Italians were unprepared when the outbreak exploded in February, and the country still has one of the world’s highest official death tolls at 35,000.
But after a strict nationwide, 10-week lockdown, vigilant tracing of new clusters and general acceptance of mask mandates and social distancing, Italy has become a model of virus containment.
Much of the incredulity in Europe stems from the fact that the US had the benefit of time, European experience and medical know-how to treat the virus that the continent itself did not have when the first Covid-19 patients started filling intensive care units.
Italian health minister Roberto Speranza has not shied away from criticising the US, officially condemned Washington’s decision to withhold funding from the World Health Organisation and has expressed amazement at President Donald Trump’s virus response.
After Mr Trump finally donned a mask last month, Mr Speranza said: “I’m not surprised by Trump’s behaviour now; I’m profoundly surprised by his behaviour before.”
More than 162,000 have died from the virus in the US and European nations have barred American tourists and visitors from other countries with growing cases from freely travelling to the bloc.
France and Germany are now imposing tests on arrival for travellers from “at risk” countries, including the US.
“I am very well aware that this impinges on individual freedoms, but I believe that this is a justifiable intervention,” German health minister Jens Spahn said last week.

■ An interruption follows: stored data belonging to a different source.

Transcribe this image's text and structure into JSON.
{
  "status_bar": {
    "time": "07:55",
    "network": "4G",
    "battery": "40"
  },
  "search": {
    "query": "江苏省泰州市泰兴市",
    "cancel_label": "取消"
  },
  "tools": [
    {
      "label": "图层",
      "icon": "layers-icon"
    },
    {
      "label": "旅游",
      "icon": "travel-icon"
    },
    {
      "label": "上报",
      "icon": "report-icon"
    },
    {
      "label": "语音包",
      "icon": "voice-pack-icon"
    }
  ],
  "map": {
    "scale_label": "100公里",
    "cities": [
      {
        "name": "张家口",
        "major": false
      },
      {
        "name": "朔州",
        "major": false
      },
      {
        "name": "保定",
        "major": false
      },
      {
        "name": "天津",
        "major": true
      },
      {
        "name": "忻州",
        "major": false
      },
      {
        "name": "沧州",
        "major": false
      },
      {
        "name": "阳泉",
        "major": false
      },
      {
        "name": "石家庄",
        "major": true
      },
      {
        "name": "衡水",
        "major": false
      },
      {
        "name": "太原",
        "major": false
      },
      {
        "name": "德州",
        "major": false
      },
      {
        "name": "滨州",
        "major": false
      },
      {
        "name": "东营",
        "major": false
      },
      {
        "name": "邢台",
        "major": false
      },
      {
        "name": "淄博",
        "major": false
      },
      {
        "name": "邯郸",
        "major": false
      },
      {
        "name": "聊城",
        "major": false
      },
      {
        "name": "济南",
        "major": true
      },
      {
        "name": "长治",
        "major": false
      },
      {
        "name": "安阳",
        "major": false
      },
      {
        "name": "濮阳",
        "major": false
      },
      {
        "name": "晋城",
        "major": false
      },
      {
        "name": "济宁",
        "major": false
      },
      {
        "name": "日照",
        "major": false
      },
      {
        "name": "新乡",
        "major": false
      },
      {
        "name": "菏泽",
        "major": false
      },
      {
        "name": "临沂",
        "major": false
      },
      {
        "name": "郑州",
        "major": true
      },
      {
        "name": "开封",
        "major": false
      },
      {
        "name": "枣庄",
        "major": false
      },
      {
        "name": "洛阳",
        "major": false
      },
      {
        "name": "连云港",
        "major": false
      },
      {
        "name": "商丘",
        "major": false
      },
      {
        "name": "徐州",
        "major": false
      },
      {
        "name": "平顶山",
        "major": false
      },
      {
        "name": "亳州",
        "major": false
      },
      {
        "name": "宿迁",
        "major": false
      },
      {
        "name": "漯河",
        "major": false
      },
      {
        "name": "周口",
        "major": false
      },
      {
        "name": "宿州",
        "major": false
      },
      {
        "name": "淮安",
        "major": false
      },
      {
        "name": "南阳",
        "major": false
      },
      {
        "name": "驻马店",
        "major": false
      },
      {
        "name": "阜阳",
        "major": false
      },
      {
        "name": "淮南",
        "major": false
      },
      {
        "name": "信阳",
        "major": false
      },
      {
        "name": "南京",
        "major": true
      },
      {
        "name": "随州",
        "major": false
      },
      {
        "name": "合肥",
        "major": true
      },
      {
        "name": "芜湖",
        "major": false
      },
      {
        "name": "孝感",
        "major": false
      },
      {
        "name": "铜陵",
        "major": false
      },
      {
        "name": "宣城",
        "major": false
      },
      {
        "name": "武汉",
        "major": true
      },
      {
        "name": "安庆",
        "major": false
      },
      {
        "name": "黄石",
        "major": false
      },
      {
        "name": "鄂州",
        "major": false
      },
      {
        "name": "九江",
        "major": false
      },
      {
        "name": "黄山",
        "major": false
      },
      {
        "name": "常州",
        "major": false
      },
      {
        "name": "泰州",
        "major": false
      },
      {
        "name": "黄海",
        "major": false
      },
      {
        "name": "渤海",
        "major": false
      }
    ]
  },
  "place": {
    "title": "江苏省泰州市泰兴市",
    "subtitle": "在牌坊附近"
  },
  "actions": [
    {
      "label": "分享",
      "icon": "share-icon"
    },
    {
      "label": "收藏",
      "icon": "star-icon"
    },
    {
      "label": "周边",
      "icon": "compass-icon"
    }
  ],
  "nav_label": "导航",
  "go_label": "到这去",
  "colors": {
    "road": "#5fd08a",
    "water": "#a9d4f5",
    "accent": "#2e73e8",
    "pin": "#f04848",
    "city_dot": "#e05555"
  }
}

Mistakes were made in Europe, too, from delayed lockdowns to insufficient protections for nursing home residents and critical shortages of tests and protective equipment for medical personnel.
The virus is still raging in some Balkan countries, and thousands of maskless protesters demanded an end to virus restrictions in Berlin earlier this month.
Hard-hit Spain, France and Germany have seen infection rebounds with new cases topping 1,000 a day, and Italy’s cases inched up over 500 on Friday.
The UK is still seeing an estimated 3,700 new cases a day, and some scientists say the country’s pubs might have to close again if schools are to reopen in September without causing a new wave.
Europe as a whole has seen more than 207,000 confirmed virus deaths, by Johns Hopkins’ count.